17. The Philadelphia Inquirer confession was contradicted
The confession which Holmes provided to the New York Journal, accompanied with the handwritten note which was reproduced on the front page, was not, as he claimed, the only confession he provided to the newspapers, if the newspapers of the day are to be believed. His first confession was to the Philadelphia Inquirer, the leading newspaper of the city where he was tried for the murder of his former partner, convicted, and sentenced to death. In it he claimed to have killed 27 people, and gave a mostly chronological (some were listed out of order, according to Holmes) listing of the victims and the circumstances of their deaths, including in some cases the money which he made from the killings. In some instances the victims were unnamed, with Holmes claiming that he simply couldn’t remember the name of the persons he had killed.
In some reproductions of the confessions, Holmes was quoted as saying, “I was born with the devil in me”, which did not appear in all newspapers which ran portions of the statements he gave. Whether Holmes uttered the words which explain his becoming a serial killer through the impetus of Satan has been debated ever since, as have so much of his life and his crimes. At the time of his execution, Holmes again recanted, denying his guilt in any killings. Holmes gave his final statement, according to his own words, because, “by not speaking I may be made to acquiesce in my execution”. After his execution, rumors began almost immediately that he had somehow managed to escape, and that the man buried outside Philadelphia had been another cadaver. The rumors led to his body being exhumed and tested for DNA evidence in 2017.
18. There are those who believe he was Jack the Ripper
H. H. Holmes has been mythologized by those to whom he has become a cottage industry, with longstanding rumors that he escaped the gallows and fled to South America, and even that he was the perpetrator of the Whitechapel murders assigned to the killer known as Jack the Ripper. As early as 1898, newspapers reported that Holmes had bribed the jailers who carried his living body out of prison in a coffin, after which he vanished. The rumors were based, in part, on Holmes being buried ten feet underground, sealed in concrete. A story in an 1898 edition of the Chicago Inter-Ocean claimed that Holmes was alive and living in Paraguay, earning a living as a coffee grower. The exhumation of the body and confirmation that it was in fact Holmes (through dental records) did little to end the speculation.

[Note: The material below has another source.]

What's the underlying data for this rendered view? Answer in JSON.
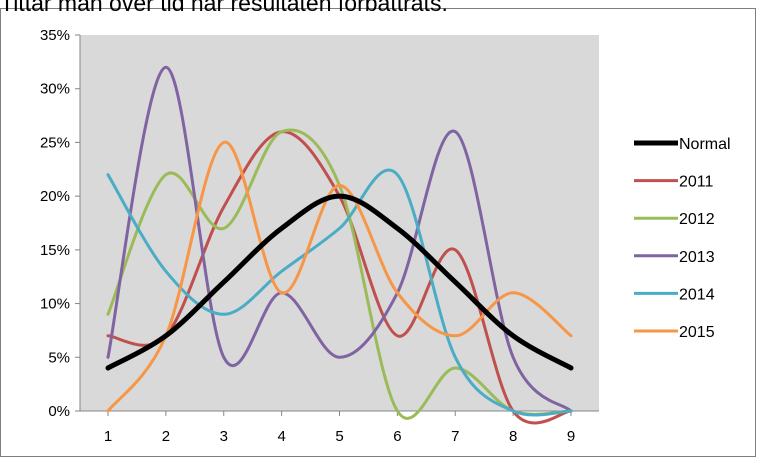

The truth about H. H. Holmes is forever obscured by the sensationalist manner in which he was described by the newspapers of the time, by his own contradictory statements, and by the continuing efforts to link him to crimes around the world. His name makes money through mystery tours, blogs, books, television specials, and films. Understanding that first and foremost he was a swindler and a liar, who killed primarily for profit, and who sold his story for profit, is important to his story. His alleged memoir, Holmes Own Story, said to have been written in prison, expresses his complete denial of involvement in the murder of his partner, the crime for which he was executed. Holmes was not America’s first or worst serial killer. But he was a murderer without conscience. “The legend of the Devil in the White City is effectively a new American tall tale”, wrote Adam Selzer, after researching the Holmes legend for years. “And like all the best tall tales, it sprang from a kernel of truth”.